People with Latent TB may need just one kind of TB antibiotics, whereas people with Active TB (particularly MDR-TB) will often require a prescription of multiple drugs.
Antibiotics are usually required to be taken for a relatively long time. The standard length of time for a course of TB antibiotics is about 6 months.
All TB medication is toxic to the liver, and although side effects are uncommon, when they do occur, they can be quite serious. Potential side effects should be reported to a health care provider and include:

  • Dark urine
  • Fever
  • Jaundice
  • Loss of appetite
  • Nausea and vomiting.

It is important for any course of treatment to be completed fully, even if the TB symptoms have gone away. Any bacteria that have survived the treatment could become resistant to the medication that has been prescribed, and could lead to developing MDR-TB in the future.
Directly Observed Therapy (DOT) can be recommended. It involves a health care worker administering the TB medication to ensure that the course of treatment is completed.

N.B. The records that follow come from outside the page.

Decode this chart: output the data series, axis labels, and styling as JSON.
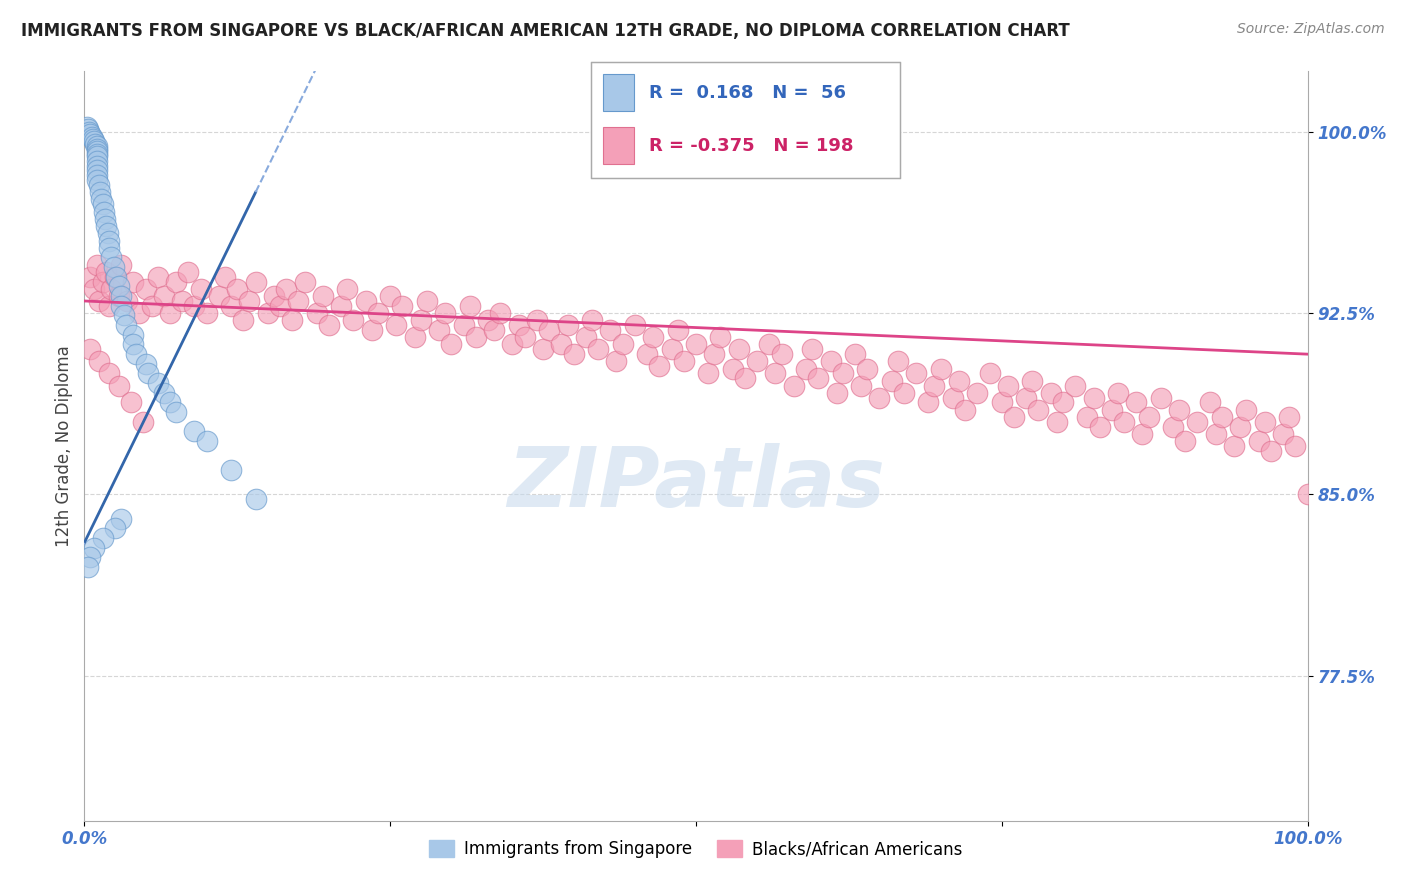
{
  "title": "IMMIGRANTS FROM SINGAPORE VS BLACK/AFRICAN AMERICAN 12TH GRADE, NO DIPLOMA CORRELATION CHART",
  "source_text": "Source: ZipAtlas.com",
  "ylabel": "12th Grade, No Diploma",
  "watermark": "ZIPatlas",
  "legend_blue_r": "0.168",
  "legend_blue_n": "56",
  "legend_pink_r": "-0.375",
  "legend_pink_n": "198",
  "legend_label_blue": "Immigrants from Singapore",
  "legend_label_pink": "Blacks/African Americans",
  "xlim": [
    0.0,
    1.0
  ],
  "ylim": [
    0.715,
    1.025
  ],
  "yticks": [
    0.775,
    0.85,
    0.925,
    1.0
  ],
  "ytick_labels": [
    "77.5%",
    "85.0%",
    "92.5%",
    "100.0%"
  ],
  "xtick_labels_left": [
    "0.0%"
  ],
  "xtick_labels_right": [
    "100.0%"
  ],
  "blue_color": "#a8c8e8",
  "blue_edge_color": "#6699cc",
  "pink_color": "#f4a0b8",
  "pink_edge_color": "#e07090",
  "blue_line_color": "#3366aa",
  "blue_line_dash_color": "#88aadd",
  "pink_line_color": "#dd4488",
  "background_color": "#ffffff",
  "grid_color": "#cccccc",
  "tick_color": "#4477cc",
  "title_color": "#222222",
  "ylabel_color": "#444444",
  "blue_points_x": [
    0.002,
    0.003,
    0.004,
    0.005,
    0.006,
    0.007,
    0.008,
    0.009,
    0.01,
    0.01,
    0.01,
    0.01,
    0.01,
    0.01,
    0.01,
    0.01,
    0.01,
    0.01,
    0.012,
    0.013,
    0.014,
    0.015,
    0.016,
    0.017,
    0.018,
    0.019,
    0.02,
    0.02,
    0.022,
    0.024,
    0.026,
    0.028,
    0.03,
    0.03,
    0.032,
    0.034,
    0.04,
    0.04,
    0.042,
    0.05,
    0.052,
    0.06,
    0.065,
    0.07,
    0.075,
    0.09,
    0.1,
    0.12,
    0.14,
    0.03,
    0.025,
    0.015,
    0.008,
    0.005,
    0.003
  ],
  "blue_points_y": [
    1.002,
    1.001,
    1.0,
    0.999,
    0.998,
    0.997,
    0.996,
    0.995,
    0.994,
    0.993,
    0.992,
    0.991,
    0.99,
    0.988,
    0.986,
    0.984,
    0.982,
    0.98,
    0.978,
    0.975,
    0.972,
    0.97,
    0.967,
    0.964,
    0.961,
    0.958,
    0.955,
    0.952,
    0.948,
    0.944,
    0.94,
    0.936,
    0.932,
    0.928,
    0.924,
    0.92,
    0.916,
    0.912,
    0.908,
    0.904,
    0.9,
    0.896,
    0.892,
    0.888,
    0.884,
    0.876,
    0.872,
    0.86,
    0.848,
    0.84,
    0.836,
    0.832,
    0.828,
    0.824,
    0.82
  ],
  "pink_points_x": [
    0.005,
    0.008,
    0.01,
    0.012,
    0.015,
    0.018,
    0.02,
    0.022,
    0.025,
    0.028,
    0.03,
    0.035,
    0.04,
    0.045,
    0.05,
    0.055,
    0.06,
    0.065,
    0.07,
    0.075,
    0.08,
    0.085,
    0.09,
    0.095,
    0.1,
    0.11,
    0.115,
    0.12,
    0.125,
    0.13,
    0.135,
    0.14,
    0.15,
    0.155,
    0.16,
    0.165,
    0.17,
    0.175,
    0.18,
    0.19,
    0.195,
    0.2,
    0.21,
    0.215,
    0.22,
    0.23,
    0.235,
    0.24,
    0.25,
    0.255,
    0.26,
    0.27,
    0.275,
    0.28,
    0.29,
    0.295,
    0.3,
    0.31,
    0.315,
    0.32,
    0.33,
    0.335,
    0.34,
    0.35,
    0.355,
    0.36,
    0.37,
    0.375,
    0.38,
    0.39,
    0.395,
    0.4,
    0.41,
    0.415,
    0.42,
    0.43,
    0.435,
    0.44,
    0.45,
    0.46,
    0.465,
    0.47,
    0.48,
    0.485,
    0.49,
    0.5,
    0.51,
    0.515,
    0.52,
    0.53,
    0.535,
    0.54,
    0.55,
    0.56,
    0.565,
    0.57,
    0.58,
    0.59,
    0.595,
    0.6,
    0.61,
    0.615,
    0.62,
    0.63,
    0.635,
    0.64,
    0.65,
    0.66,
    0.665,
    0.67,
    0.68,
    0.69,
    0.695,
    0.7,
    0.71,
    0.715,
    0.72,
    0.73,
    0.74,
    0.75,
    0.755,
    0.76,
    0.77,
    0.775,
    0.78,
    0.79,
    0.795,
    0.8,
    0.81,
    0.82,
    0.825,
    0.83,
    0.84,
    0.845,
    0.85,
    0.86,
    0.865,
    0.87,
    0.88,
    0.89,
    0.895,
    0.9,
    0.91,
    0.92,
    0.925,
    0.93,
    0.94,
    0.945,
    0.95,
    0.96,
    0.965,
    0.97,
    0.98,
    0.985,
    0.99,
    1.0,
    0.005,
    0.012,
    0.02,
    0.028,
    0.038,
    0.048
  ],
  "pink_points_y": [
    0.94,
    0.935,
    0.945,
    0.93,
    0.938,
    0.942,
    0.928,
    0.935,
    0.94,
    0.932,
    0.945,
    0.93,
    0.938,
    0.925,
    0.935,
    0.928,
    0.94,
    0.932,
    0.925,
    0.938,
    0.93,
    0.942,
    0.928,
    0.935,
    0.925,
    0.932,
    0.94,
    0.928,
    0.935,
    0.922,
    0.93,
    0.938,
    0.925,
    0.932,
    0.928,
    0.935,
    0.922,
    0.93,
    0.938,
    0.925,
    0.932,
    0.92,
    0.928,
    0.935,
    0.922,
    0.93,
    0.918,
    0.925,
    0.932,
    0.92,
    0.928,
    0.915,
    0.922,
    0.93,
    0.918,
    0.925,
    0.912,
    0.92,
    0.928,
    0.915,
    0.922,
    0.918,
    0.925,
    0.912,
    0.92,
    0.915,
    0.922,
    0.91,
    0.918,
    0.912,
    0.92,
    0.908,
    0.915,
    0.922,
    0.91,
    0.918,
    0.905,
    0.912,
    0.92,
    0.908,
    0.915,
    0.903,
    0.91,
    0.918,
    0.905,
    0.912,
    0.9,
    0.908,
    0.915,
    0.902,
    0.91,
    0.898,
    0.905,
    0.912,
    0.9,
    0.908,
    0.895,
    0.902,
    0.91,
    0.898,
    0.905,
    0.892,
    0.9,
    0.908,
    0.895,
    0.902,
    0.89,
    0.897,
    0.905,
    0.892,
    0.9,
    0.888,
    0.895,
    0.902,
    0.89,
    0.897,
    0.885,
    0.892,
    0.9,
    0.888,
    0.895,
    0.882,
    0.89,
    0.897,
    0.885,
    0.892,
    0.88,
    0.888,
    0.895,
    0.882,
    0.89,
    0.878,
    0.885,
    0.892,
    0.88,
    0.888,
    0.875,
    0.882,
    0.89,
    0.878,
    0.885,
    0.872,
    0.88,
    0.888,
    0.875,
    0.882,
    0.87,
    0.878,
    0.885,
    0.872,
    0.88,
    0.868,
    0.875,
    0.882,
    0.87,
    0.85,
    0.91,
    0.905,
    0.9,
    0.895,
    0.888,
    0.88
  ],
  "pink_trend_x0": 0.0,
  "pink_trend_y0": 0.93,
  "pink_trend_x1": 1.0,
  "pink_trend_y1": 0.908,
  "blue_trend_solid_x0": 0.0,
  "blue_trend_solid_y0": 0.83,
  "blue_trend_solid_x1": 0.14,
  "blue_trend_solid_y1": 0.975,
  "blue_trend_dash_x0": 0.0,
  "blue_trend_dash_y0": 0.83,
  "blue_trend_dash_x1": 0.14,
  "blue_trend_dash_y1": 0.975
}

Prevention of tuberculosis
A few general measures can be taken to prevent the spread of Active TB:-
Avoiding other people by not going to school or work, will help to minimize the risk of germs from reaching anyone else. Wearing a mask, covering the mouth and ventilating rooms can also limit the spread of bacteria.
In some countries, BCG injections are given to children in order to vaccinate them against tuberculosis.
The most important thing to do is to finish entire courses of medication when they are prescribed. MDR-TB bacteria are far deadlier than regular TB bacteria. Some cases of MDR-TB require extensive courses of chemotherapy, which can be expensive and cause severe adverse drug reactions in patients.